I can see, intuitively, that $X$ is an homeomorphism, but I am failing to write a formal proof. Also, I computed the derivative $$ (dX)_{(u, v)} = \begin{bmatrix} x'(u) & 0 \\ y'(u) \cos v & - y(u) \sin v \\ - y'(u) \sin v & - y(u) \cos v \end{bmatrix} $$ but I am unable to show that it is injective.
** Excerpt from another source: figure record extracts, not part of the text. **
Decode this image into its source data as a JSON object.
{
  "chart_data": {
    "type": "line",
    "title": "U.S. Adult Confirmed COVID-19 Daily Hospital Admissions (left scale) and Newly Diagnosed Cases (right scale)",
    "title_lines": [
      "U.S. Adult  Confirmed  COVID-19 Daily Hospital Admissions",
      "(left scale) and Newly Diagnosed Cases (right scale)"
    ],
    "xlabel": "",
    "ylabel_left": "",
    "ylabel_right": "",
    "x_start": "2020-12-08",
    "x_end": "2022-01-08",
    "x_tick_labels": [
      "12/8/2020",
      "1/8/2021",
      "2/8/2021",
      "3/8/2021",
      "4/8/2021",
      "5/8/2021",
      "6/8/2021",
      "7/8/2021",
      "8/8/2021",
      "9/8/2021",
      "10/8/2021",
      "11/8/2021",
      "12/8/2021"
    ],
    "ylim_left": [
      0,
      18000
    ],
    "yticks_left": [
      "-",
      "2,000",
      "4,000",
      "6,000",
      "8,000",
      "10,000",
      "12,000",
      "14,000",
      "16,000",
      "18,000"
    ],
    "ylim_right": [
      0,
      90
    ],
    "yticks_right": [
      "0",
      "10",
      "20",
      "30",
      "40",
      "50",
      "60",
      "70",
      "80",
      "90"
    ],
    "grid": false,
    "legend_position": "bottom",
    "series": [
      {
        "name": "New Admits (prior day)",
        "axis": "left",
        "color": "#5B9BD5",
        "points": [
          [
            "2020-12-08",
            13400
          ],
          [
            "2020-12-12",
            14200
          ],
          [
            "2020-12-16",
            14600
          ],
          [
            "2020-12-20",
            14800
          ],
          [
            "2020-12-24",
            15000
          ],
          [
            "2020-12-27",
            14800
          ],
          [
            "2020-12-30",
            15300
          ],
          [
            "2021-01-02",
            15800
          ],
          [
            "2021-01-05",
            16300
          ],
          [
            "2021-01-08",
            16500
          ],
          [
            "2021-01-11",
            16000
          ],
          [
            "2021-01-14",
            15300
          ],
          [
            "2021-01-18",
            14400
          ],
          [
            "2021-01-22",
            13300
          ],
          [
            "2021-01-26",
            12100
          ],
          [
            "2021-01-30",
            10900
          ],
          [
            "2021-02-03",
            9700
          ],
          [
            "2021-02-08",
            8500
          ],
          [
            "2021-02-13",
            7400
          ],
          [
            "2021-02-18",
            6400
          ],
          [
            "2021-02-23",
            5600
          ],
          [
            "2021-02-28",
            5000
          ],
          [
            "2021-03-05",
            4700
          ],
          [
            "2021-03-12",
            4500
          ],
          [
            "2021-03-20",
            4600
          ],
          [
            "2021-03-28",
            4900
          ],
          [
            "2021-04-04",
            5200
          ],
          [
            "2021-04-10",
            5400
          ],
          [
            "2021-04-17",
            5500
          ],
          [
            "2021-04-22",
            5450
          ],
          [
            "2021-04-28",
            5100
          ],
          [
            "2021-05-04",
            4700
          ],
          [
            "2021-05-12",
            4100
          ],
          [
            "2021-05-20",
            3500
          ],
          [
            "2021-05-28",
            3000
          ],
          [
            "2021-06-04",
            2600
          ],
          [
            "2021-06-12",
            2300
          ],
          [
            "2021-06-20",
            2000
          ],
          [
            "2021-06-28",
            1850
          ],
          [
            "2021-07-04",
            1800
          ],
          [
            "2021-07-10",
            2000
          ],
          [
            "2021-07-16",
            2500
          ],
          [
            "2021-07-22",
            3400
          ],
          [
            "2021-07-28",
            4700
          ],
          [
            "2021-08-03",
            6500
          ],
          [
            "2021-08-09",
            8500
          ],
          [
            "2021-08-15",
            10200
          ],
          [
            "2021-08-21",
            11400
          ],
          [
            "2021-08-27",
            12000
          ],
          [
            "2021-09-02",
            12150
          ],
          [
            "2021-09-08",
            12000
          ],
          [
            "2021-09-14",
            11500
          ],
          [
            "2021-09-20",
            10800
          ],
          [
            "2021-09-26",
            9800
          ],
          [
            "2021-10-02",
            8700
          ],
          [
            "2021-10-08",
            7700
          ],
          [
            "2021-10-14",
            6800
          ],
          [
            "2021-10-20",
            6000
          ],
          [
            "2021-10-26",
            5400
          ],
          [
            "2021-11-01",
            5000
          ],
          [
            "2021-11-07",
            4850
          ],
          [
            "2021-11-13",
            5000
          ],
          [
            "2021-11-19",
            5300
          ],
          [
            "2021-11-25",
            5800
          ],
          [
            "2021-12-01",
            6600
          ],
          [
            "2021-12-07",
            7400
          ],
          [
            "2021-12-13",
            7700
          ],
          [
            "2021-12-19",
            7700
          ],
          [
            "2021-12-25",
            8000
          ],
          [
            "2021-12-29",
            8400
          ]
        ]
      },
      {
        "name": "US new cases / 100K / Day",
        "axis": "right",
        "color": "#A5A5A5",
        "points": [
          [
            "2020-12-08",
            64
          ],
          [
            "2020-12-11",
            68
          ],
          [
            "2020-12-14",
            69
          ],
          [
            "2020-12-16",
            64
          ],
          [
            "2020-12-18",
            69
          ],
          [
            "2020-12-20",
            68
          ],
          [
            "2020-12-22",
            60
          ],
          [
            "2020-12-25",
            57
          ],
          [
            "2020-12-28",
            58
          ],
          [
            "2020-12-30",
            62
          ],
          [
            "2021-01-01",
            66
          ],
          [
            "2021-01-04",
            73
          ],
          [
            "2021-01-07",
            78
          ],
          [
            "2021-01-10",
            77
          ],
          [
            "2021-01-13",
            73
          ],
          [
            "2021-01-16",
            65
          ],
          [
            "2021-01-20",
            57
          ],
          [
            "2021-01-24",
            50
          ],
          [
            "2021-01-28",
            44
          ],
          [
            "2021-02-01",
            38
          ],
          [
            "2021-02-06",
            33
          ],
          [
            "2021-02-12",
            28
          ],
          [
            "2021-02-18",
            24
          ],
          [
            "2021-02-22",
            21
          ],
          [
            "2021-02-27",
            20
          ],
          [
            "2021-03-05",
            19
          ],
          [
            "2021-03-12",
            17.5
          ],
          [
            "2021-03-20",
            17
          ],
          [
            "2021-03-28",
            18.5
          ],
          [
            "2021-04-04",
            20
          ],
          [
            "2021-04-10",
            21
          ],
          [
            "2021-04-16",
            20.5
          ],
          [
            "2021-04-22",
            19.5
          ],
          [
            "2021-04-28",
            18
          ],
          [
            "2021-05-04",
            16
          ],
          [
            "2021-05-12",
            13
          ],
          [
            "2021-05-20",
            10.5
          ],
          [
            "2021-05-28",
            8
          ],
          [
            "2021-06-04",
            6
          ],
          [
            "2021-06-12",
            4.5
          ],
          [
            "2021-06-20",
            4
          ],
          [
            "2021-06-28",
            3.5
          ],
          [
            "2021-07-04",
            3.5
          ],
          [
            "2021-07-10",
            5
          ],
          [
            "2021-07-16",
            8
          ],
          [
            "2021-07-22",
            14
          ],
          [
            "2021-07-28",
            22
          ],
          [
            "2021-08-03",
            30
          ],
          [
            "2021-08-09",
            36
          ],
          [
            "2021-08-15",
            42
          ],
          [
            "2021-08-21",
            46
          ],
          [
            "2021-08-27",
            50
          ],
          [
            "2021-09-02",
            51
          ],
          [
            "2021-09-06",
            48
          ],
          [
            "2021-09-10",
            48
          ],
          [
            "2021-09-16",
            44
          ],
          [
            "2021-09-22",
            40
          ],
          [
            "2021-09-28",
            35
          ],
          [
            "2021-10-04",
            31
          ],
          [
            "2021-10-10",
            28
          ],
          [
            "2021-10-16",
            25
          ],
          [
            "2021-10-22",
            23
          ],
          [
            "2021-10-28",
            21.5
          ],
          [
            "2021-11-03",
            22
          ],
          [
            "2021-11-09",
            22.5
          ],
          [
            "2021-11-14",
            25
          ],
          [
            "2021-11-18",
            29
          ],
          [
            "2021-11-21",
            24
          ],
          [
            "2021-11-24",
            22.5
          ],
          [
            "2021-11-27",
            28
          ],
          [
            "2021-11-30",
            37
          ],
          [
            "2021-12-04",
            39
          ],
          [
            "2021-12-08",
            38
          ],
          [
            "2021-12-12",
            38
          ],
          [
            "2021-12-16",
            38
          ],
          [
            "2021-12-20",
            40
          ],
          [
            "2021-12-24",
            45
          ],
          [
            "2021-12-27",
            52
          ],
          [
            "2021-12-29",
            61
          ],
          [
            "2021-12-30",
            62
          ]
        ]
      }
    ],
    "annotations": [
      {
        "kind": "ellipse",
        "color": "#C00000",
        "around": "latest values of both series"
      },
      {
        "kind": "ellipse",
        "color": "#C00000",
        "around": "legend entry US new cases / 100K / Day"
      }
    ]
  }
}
Any help will be the most appreciated. Thanks in advance.
EDIT
With the hints by Ted Shifrin I was able to show that the derivative is injective:
Let $(z, w) \in \Bbb{R}^2$. We will show that we cannot have $(dX)_{(u, v)}(z, w) = 0$ unless $(z, w) = 0$. Indeed, if it was the case, we would have \begin{align*} & x'(u)z = 0, \\ & y'(u) \cos v z - y(u) \sin v w = 0, \\ & - y'(u) \sin v z - y(u) \cos v w = 0. \end{align*} If $z = 0$ then $w = 0$. Suppose that $x'(u) = 0$ and $z \neq 0$. Then $y'(u) \neq 0$. If $\cos v = 0$ or $\sin v = 0$ then $z = w = 0$. If not, then $$ w = \frac{y'(u)}{y(u)} \frac{1}{\tan v}z = - \frac{y'(u)}{y(u)} \tan v z \implies z = - \tan^2 v z \implies z = w = 0. $$
I am yet unable to find an inverse function for $X(u, v)$.